Riverside resident Steven Morrissey told the court that he heard a young man screaming for help.
He said in a statement: “He kept saying ‘Help me, help me, somebody help me’. It was just ‘Help me” – not ‘us’, or ‘her’.”
Shepherd was found clinging to the hull and Ms Brown was pulled from the water unconscious and unresponsive.
Paramedics battled in vain to save her as she was already in cardiac arrest and suffering from hypothermia.
Shepherd told police he had made efforts to find Ms Brown immediately after the crash.
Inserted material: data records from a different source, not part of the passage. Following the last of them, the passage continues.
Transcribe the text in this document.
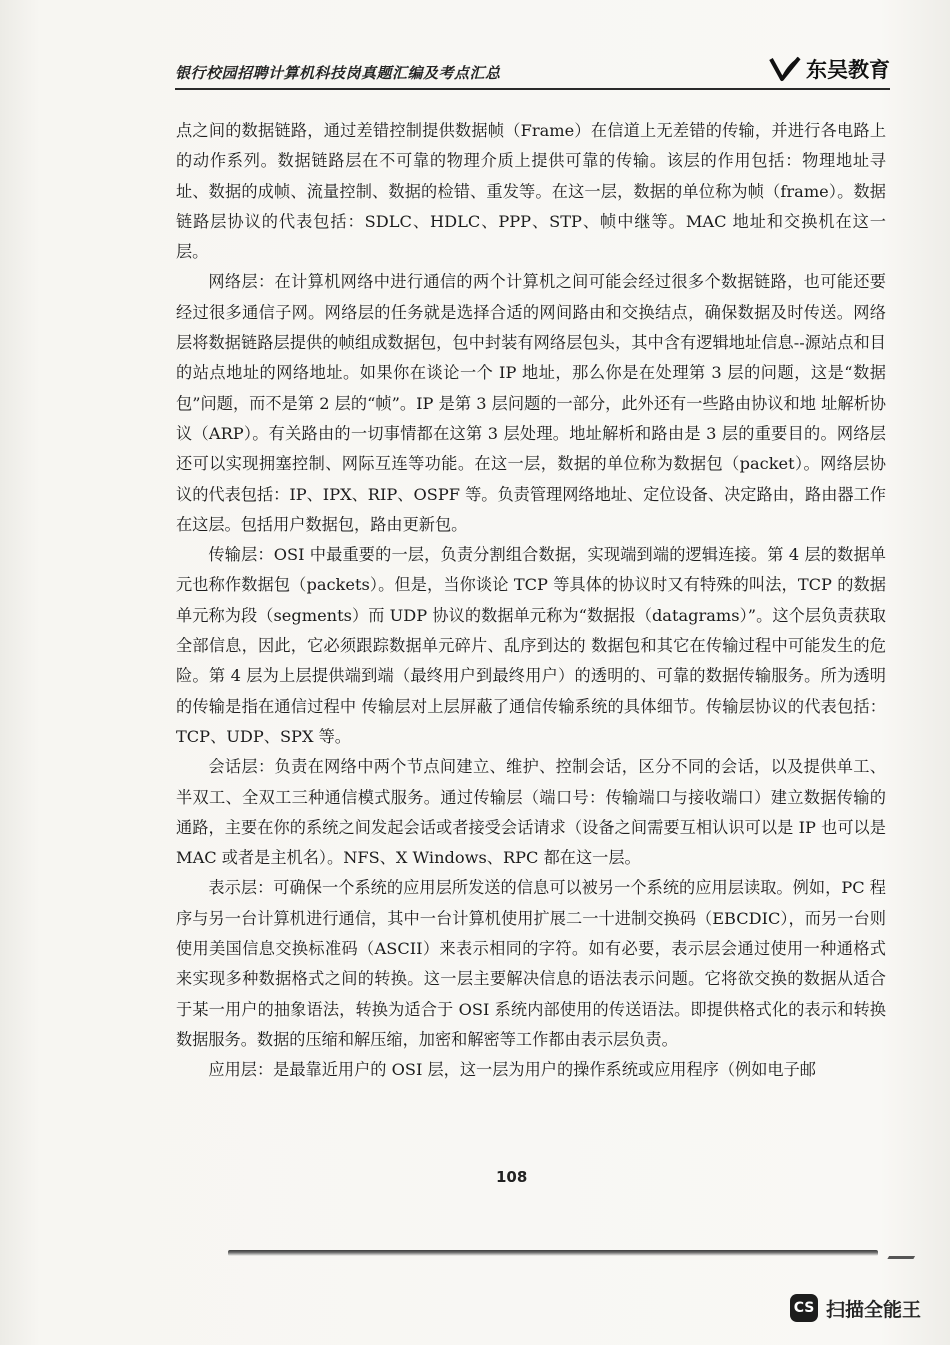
银行校园招聘计算机科技岗真题汇编及考点汇总	东吴教育

点之间的数据链路，通过差错控制提供数据帧（Frame）在信道上无差错的传输，并进行各电路上的动作系列。数据链路层在不可靠的物理介质上提供可靠的传输。该层的作用包括：物理地址寻址、数据的成帧、流量控制、数据的检错、重发等。在这一层，数据的单位称为帧（frame）。数据链路层协议的代表包括：SDLC、HDLC、PPP、STP、帧中继等。MAC 地址和交换机在这一层。

网络层：在计算机网络中进行通信的两个计算机之间可能会经过很多个数据链路，也可能还要经过很多通信子网。网络层的任务就是选择合适的网间路由和交换结点，确保数据及时传送。网络层将数据链路层提供的帧组成数据包，包中封装有网络层包头，其中含有逻辑地址信息--源站点和目的站点地址的网络地址。如果你在谈论一个 IP 地址，那么你是在处理第 3 层的问题，这是“数据包”问题，而不是第 2 层的“帧”。IP 是第 3 层问题的一部分，此外还有一些路由协议和地 址解析协议（ARP）。有关路由的一切事情都在这第 3 层处理。地址解析和路由是 3 层的重要目的。网络层还可以实现拥塞控制、网际互连等功能。在这一层，数据的单位称为数据包（packet）。网络层协议的代表包括：IP、IPX、RIP、OSPF 等。负责管理网络地址、定位设备、决定路由，路由器工作在这层。包括用户数据包，路由更新包。

传输层：OSI 中最重要的一层，负责分割组合数据，实现端到端的逻辑连接。第 4 层的数据单元也称作数据包（packets）。但是，当你谈论 TCP 等具体的协议时又有特殊的叫法，TCP 的数据单元称为段（segments）而 UDP 协议的数据单元称为“数据报（datagrams）”。这个层负责获取全部信息，因此，它必须跟踪数据单元碎片、乱序到达的 数据包和其它在传输过程中可能发生的危险。第 4 层为上层提供端到端（最终用户到最终用户）的透明的、可靠的数据传输服务。所为透明的传输是指在通信过程中 传输层对上层屏蔽了通信传输系统的具体细节。传输层协议的代表包括：TCP、UDP、SPX 等。

会话层：负责在网络中两个节点间建立、维护、控制会话，区分不同的会话，以及提供单工、半双工、全双工三种通信模式服务。通过传输层（端口号：传输端口与接收端口）建立数据传输的通路，主要在你的系统之间发起会话或者接受会话请求（设备之间需要互相认识可以是 IP 也可以是 MAC 或者是主机名）。NFS、X Windows、RPC 都在这一层。

表示层：可确保一个系统的应用层所发送的信息可以被另一个系统的应用层读取。例如，PC 程序与另一台计算机进行通信，其中一台计算机使用扩展二一十进制交换码（EBCDIC），而另一台则使用美国信息交换标准码（ASCII）来表示相同的字符。如有必要，表示层会通过使用一种通格式来实现多种数据格式之间的转换。这一层主要解决信息的语法表示问题。它将欲交换的数据从适合于某一用户的抽象语法，转换为适合于 OSI 系统内部使用的传送语法。即提供格式化的表示和转换数据服务。数据的压缩和解压缩，加密和解密等工作都由表示层负责。

应用层：是最靠近用户的 OSI 层，这一层为用户的操作系统或应用程序（例如电子邮

108
CS 扫描全能王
“I was feeling with my legs to see if she was [under the capsized boat]. I don’t think she was there but I didn’t know," he told them. "I just started shouting for help, ‘please help, please help’.”
Prosecutor Aftab Jafferjee QC told jurors: “It was cold, it was dark, we submit, it was sheer madness."
The life jackets had been tucked away, the kill cord was not connected and the boat had a number of defects, including faulty steering, the court heard.
Jurors were told the defendant denied manslaughter on the basis he had no “duty of care” towards Ms Brown.
It can now be reported that Shepherd told his lawyers in mid-May he would not attend his Old Bailey trial in July but the Crown Prosecution Service and court only found out a week before.
In legal argument, the prosecution said police had spoken to his mother on 27 June and was told he had not been in contact since March and his phone number was no longer connected.
His defence team insisted they did not know where he was even though his solicitor had maintained telephone contact.
It later emerged he had been receiving daily updates from the trial from his legal team.
But they successfully argued that the reason for his absence should be kept from jurors deciding his case and they should only be told he was not in the dock and had “chosen” not to given evidence.
Mr Jafferjee said the lawyers had been “dancing on pins” as they debated exactly what to tell the jury, as the defence objected to the words “failed to attend”.
Shepherd is also wanted by police for failing to attend court over another unrelated matter.